You've paid your fee and are in the show itself. It generally looks like any other flea market, with weaponry being the staple products availible. It varies, but most gun shows have firearms covering somewhere between 60-80% of the dealer space. The rest is a hodgepodge of full-time dealers, part-time sellers and entrepreneurs of various stripes. Knives, ammunition, martial arts weapons, holsters, tactical gear, books, survivalist equipment, and all manner of miscellaneous militaria is availible one way or another.
There's no one true route to take through the stalls and tables. I like to go around the outer edge and serpentine my way through it, much as I do in most flea markets and dealer's rooms I frequent.
Feel free to ask questions, especially if you're not sure what something is and what it's for. The dealers are happy to explain. They will always have an eye out for a sale, so if you're browsing and someone else comes forth looking to buy, bow out of the conversation gracefully and let the dealer go about making a living.
Always ask before doing anything with a weapon on the table, whether that be picking one up, opening the action, or even (rare, but possible) dry firing. Accept an answer of "no" gracefully. it is definitely better to ask permission rather than forgiveness.
Feel free to discuss, but arguing is not a good idea.

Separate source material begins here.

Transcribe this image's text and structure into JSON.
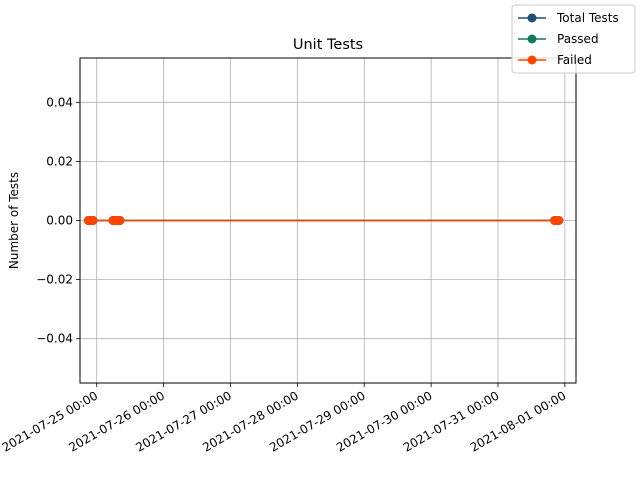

Several of the dealers and patrons are rather passionate in their views.
Tasteless jokes about workplace shootings, school shootings, or terrorist incidents are unappreciated by everyone: neither the dealer nor the copious number of current and former police and law enforcement in the crowd will be amused.

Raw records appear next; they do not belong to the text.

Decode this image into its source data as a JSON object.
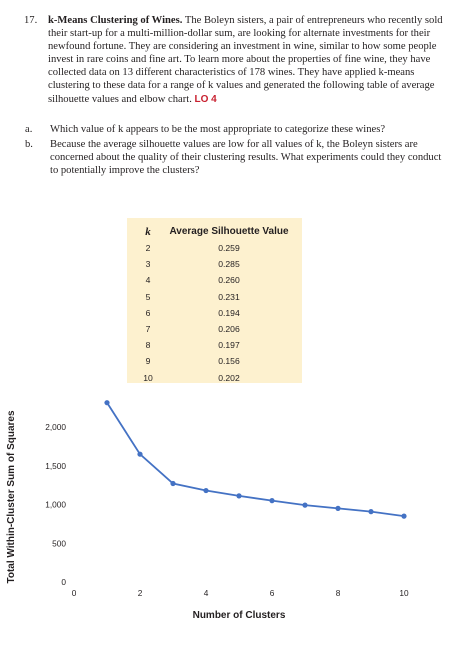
{
  "problem": {
    "number": "17.",
    "title": "k-Means Clustering of Wines.",
    "body": "The Boleyn sisters, a pair of entrepreneurs who recently sold their start-up for a multi-million-dollar sum, are looking for alternate investments for their newfound fortune. They are considering an investment in wine, similar to how some people invest in rare coins and fine art. To learn more about the properties of fine wine, they have collected data on 13 different characteristics of 178 wines. They have applied k-means clustering to these data for a range of k values and generated the following table of average silhouette values and elbow chart.",
    "lo": "LO 4",
    "parts": [
      {
        "letter": "a.",
        "text": "Which value of k appears to be the most appropriate to categorize these wines?"
      },
      {
        "letter": "b.",
        "text": "Because the average silhouette values are low for all values of k, the Boleyn sisters are concerned about the quality of their clustering results. What experiments could they conduct to potentially improve the clusters?"
      }
    ]
  },
  "silhouette_table": {
    "headers": [
      "k",
      "Average Silhouette Value"
    ],
    "rows": [
      [
        "2",
        "0.259"
      ],
      [
        "3",
        "0.285"
      ],
      [
        "4",
        "0.260"
      ],
      [
        "5",
        "0.231"
      ],
      [
        "6",
        "0.194"
      ],
      [
        "7",
        "0.206"
      ],
      [
        "8",
        "0.197"
      ],
      [
        "9",
        "0.156"
      ],
      [
        "10",
        "0.202"
      ]
    ]
  },
  "chart_data": {
    "type": "line",
    "xlabel": "Number of Clusters",
    "ylabel": "Total Within-Cluster Sum of Squares",
    "x": [
      1,
      2,
      3,
      4,
      5,
      6,
      7,
      8,
      9,
      10
    ],
    "series": [
      {
        "values": [
          2314,
          1649,
          1271,
          1180,
          1111,
          1050,
          992,
          950,
          908,
          850
        ]
      }
    ],
    "xlim": [
      0,
      10
    ],
    "ylim": [
      0,
      2400
    ],
    "xticks": [
      "0",
      "2",
      "4",
      "6",
      "8",
      "10"
    ],
    "xtick_values": [
      0,
      2,
      4,
      6,
      8,
      10
    ],
    "yticks": [
      "0",
      "500",
      "1,000",
      "1,500",
      "2,000"
    ],
    "ytick_values": [
      0,
      500,
      1000,
      1500,
      2000
    ],
    "line_color": "#4472c4",
    "grid": false
  }
}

By the same token, do not attempt to purchase anything you know to be illegal for you to have. It is not appreciated.
Haggling does happen, but be smart about it. If you don't know what a good price for what you want is, haggling this time out probably isn't best for you.
There are two big misconceptions that follow gun shows around nowadays.
The first is that gun shows are hotbeds of the white supremacy movement. This is largely hyperbole. while I'm sure folks with such views frequent the shows, it's more shopping trip than recruitment drive for them. While you may see someone selling old Nazi insignia and weapons or find an odd copy of The Turner Diaries at a gun show, I have yet to see a KKK-owned booth after 20 years of semiregular attendance.
The second misconception is the so-called "gun show loophole" that's gotten a lot of press since the attack by a lone nutjob (may the devil give him a Brazilian with a zippo for all eternity when he finally shuffles off this mortal coil) in Tucson a few weeks ago.
This supposed loophole works like this: If you buy a gun from a dealer, that is to say, someone who makes a living selling firearms, you have to go through a background check and fill out some paperwork. The check is relatively quick. it's an instant database maintained by the FBI, and takes about as long as it takes to swipe and get a valid sale on a credit card. The paperwork isn't that onerous either.
If you buy a gun from someone who's not a dealer, that's called a private sale. It works the same way as buying a car or a musical instrument from someone. The seller has neither the obligation (nor really the ability) to conduct a background check on the buyer, but has every right to make the sale regardless. This is true regardless of whether you're at a gun show, someone's home, or somewhere else. It has sweet fuck-all to do with gun shows, but they get tagged with this loophole because someone selling their granddaddy's double-barrel shotgun without getting a background check (if not a mental health screening and a DNA sample) is abhorrent to them.
WHAT'S IN IT FOR ME?
So, for those of you looking more for the cinematic and theatrical, what does a gun show have that can be used?
Costume pieces (uniforms, body armor, boots), props (dummy grenades, non-firing replicas, rubber training daggers), books (anything from Musashi to Clausewitz can be found among the booksellers) and much more, depending on what the vendors have to offer and what you're willing to buy.
And if nothing else, it gives you a chance to get out and meet some folks you might otherwise not interact with.